Durante as apresentações de Arena de Tolos também se pode constatar: Algumas pessoas retornam para verificar se o espetáculo é realmente improvisado e se a história será outra.
Ao retornar a possibilidade de um mesmo espectador realizar nova denúncia é concreta.
O espectador ao retornar está sempre acompanhado de um amigo ou parente que não participara até então do evento teatral. A concordância de parte da plateia com o denunciante no instante da denuncia é visível.
O retorno do público sobre a repercussão quanto a uma e/ou outra denúncia realizada no dia anterior na comunidade ainda é pequeno. A presença de crianças é freqüente, muitas acompanhadas pelos pais, ou seja, as famílias comparecem. A presença de espectadores pertencentes a outros bairros, distantes da região leste.
Entretanto, no momento não é possível detectar se as ações da CIA ACÔMICA são suficientes ou não, se correspondem aos anseios daquela comunidade ou não, somente uma longevidade do projeto, com abrangência maior, de uma companhia que ali se instala poderá responder a esta questão.

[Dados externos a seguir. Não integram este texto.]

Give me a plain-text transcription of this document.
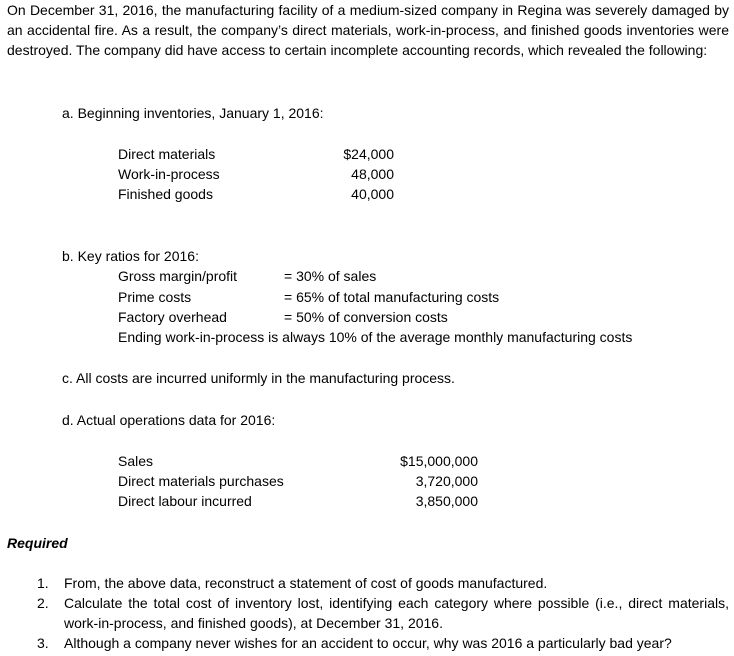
On December 31, 2016, the manufacturing facility of a medium-sized company in Regina was severely damaged by an accidental fire. As a result, the company’s direct materials, work-in-process, and finished goods inventories were destroyed. The company did have access to certain incomplete accounting records, which revealed the following:
a. Beginning inventories, January 1, 2016:
Direct materials	$24,000
Work-in-process	48,000
Finished goods	40,000
b. Key ratios for 2016:
Gross margin/profit	= 30% of sales
Prime costs	= 65% of total manufacturing costs
Factory overhead	= 50% of conversion costs
Ending work-in-process is always 10% of the average monthly manufacturing costs
c. All costs are incurred uniformly in the manufacturing process.
d. Actual operations data for 2016:
Sales	$15,000,000
Direct materials purchases	3,720,000
Direct labour incurred	3,850,000
Required
1. From, the above data, reconstruct a statement of cost of goods manufactured.
2. Calculate the total cost of inventory lost, identifying each category where possible (i.e., direct materials, work-in-process, and finished goods), at December 31, 2016.
3. Although a company never wishes for an accident to occur, why was 2016 a particularly bad year?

Mas, como descentralizador da atividade teatral, como espaço de reflexão sobre teatro, como propositor de atividades no âmbito da pedagogia teatral e no diálogo que faculta entre companhia e comunidade, os projetos da CIA ACÔMICA vêm alcançando seus objetivos, contribuindo com a inserção e a visibilidade do teatro na cidade. Assim, o projeto Cia Acômica de Portas Abertas para a Comunidade é constituído por um conjunto de procedimentos, revelando inúmeros meandros no objetivo de fazer parte da comunidade, de compreender o pertencimento e estabelecer pontes identitárias com o entorno. Certamente, não será somente o Arena de Tolos capaz dessa mobilização pedagógica. Trata-se de uma estratégia compreendida aqui como modelar. Na qual se pode observar a riqueza de detalhes que envolvem estar presente e se inserir na cidade.